Below is a variation of quick-sort where-in the pivot selection is based on calculating the average of the values of the highest and lowest numbers.
pivot = (high + low)/2
The pivot as such is usually a virtual one.
The below approach performs a pass on every iteration to determine the high and low values.
My understanding is that this approach requires a maximum of \$2*n*\log_2(n)\$.
The rationale is as follows :
Best case scenario would be one where the numbers are sorted and are sequential.
Eg: 1,2,3,4,5,6,7,8.
First run would yield \$\frac{1+8}{2}=4.5\$ which in turn can be rounded off to 4. Second run would then yield \$\frac{1+4}{2}=2.5\$ for the left sub-array and \$\frac{5+8}{2}=6.5\$ for the right sub-array and so on.
The worst case for the above would then be a sequence that doubles. Effectively a sequence in the powers of 2.
Eg: 1,2,4,8,16,32,64,128,256,512....
However given that numbers are typically represented as byte(8), short(16), int(32), long(64), for a given datatype - Eg: integer, the maximum number in the worst case sequence would be : 2,147,483,648. So basically for an integer datatype, the sequence - 1,2,4,8,16,..., would reach a maximum of 2,147,483,648 after 30 steps after which the sequence must repeat.
To illustrate the same with a byte (unsigned), the sequence would look something like this :
1,2,4,8,16,32,64,128,256,1,2,4,8,16,32,64,128,256,1,2,4,8,16,32,64,128,256,..
simply because the byte can't hold more than 256 (unsigned)...
As such in case of worst case input as well, the approach : (high+low)/2 would still only have to deal with a depth of log2(n) because the numbers would repeat.

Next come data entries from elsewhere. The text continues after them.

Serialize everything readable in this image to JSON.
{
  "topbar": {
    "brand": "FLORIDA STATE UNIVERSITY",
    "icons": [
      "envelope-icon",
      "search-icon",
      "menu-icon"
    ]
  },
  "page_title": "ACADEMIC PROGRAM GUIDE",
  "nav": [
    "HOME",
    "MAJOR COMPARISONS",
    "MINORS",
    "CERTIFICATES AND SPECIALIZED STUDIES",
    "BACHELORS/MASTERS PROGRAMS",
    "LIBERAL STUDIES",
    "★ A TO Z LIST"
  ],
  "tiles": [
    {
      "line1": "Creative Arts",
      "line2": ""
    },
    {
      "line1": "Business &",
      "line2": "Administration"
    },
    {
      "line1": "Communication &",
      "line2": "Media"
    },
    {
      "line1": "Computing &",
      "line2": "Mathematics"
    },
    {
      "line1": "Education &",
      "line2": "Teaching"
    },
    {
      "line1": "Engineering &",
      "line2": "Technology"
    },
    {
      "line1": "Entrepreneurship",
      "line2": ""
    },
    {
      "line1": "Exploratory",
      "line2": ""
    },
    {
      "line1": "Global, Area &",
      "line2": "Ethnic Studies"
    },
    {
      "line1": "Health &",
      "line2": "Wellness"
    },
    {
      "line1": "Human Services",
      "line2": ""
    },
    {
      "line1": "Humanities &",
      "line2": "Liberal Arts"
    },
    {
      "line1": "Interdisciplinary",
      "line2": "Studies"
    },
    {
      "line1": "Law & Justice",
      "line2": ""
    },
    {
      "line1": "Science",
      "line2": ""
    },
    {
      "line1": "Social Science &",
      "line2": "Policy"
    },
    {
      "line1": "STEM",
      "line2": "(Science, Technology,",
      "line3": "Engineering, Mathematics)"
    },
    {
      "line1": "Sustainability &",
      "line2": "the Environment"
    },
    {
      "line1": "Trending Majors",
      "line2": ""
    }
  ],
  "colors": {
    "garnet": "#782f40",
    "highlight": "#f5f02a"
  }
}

Although above would not hold where the number of elements in the array is small compared to the datatype itself... Eg: 10% of the total capacity, where in it's still possible to induce worst-case scenarios for the given data-set, for data-sets with sizes comparable to the maximum value supported by the data-type, the approach would work.
What is less clear is : Given that the best-case scenario is in \$\mathcal{O}(n*\log_2(n))\$, and given that for worst-case scenarios, for data-sets with sizes comparable to the maximum value the datatype also the scenarios appears to be \$n*\log_2(n)\$, is it true for average-case scenario as well?
From what I can tell, it's true and as such the entire approach is in \$\mathcal{O}(n*\log_2(n))\$.
However need confirmation on the approach, understanding and the conclusion!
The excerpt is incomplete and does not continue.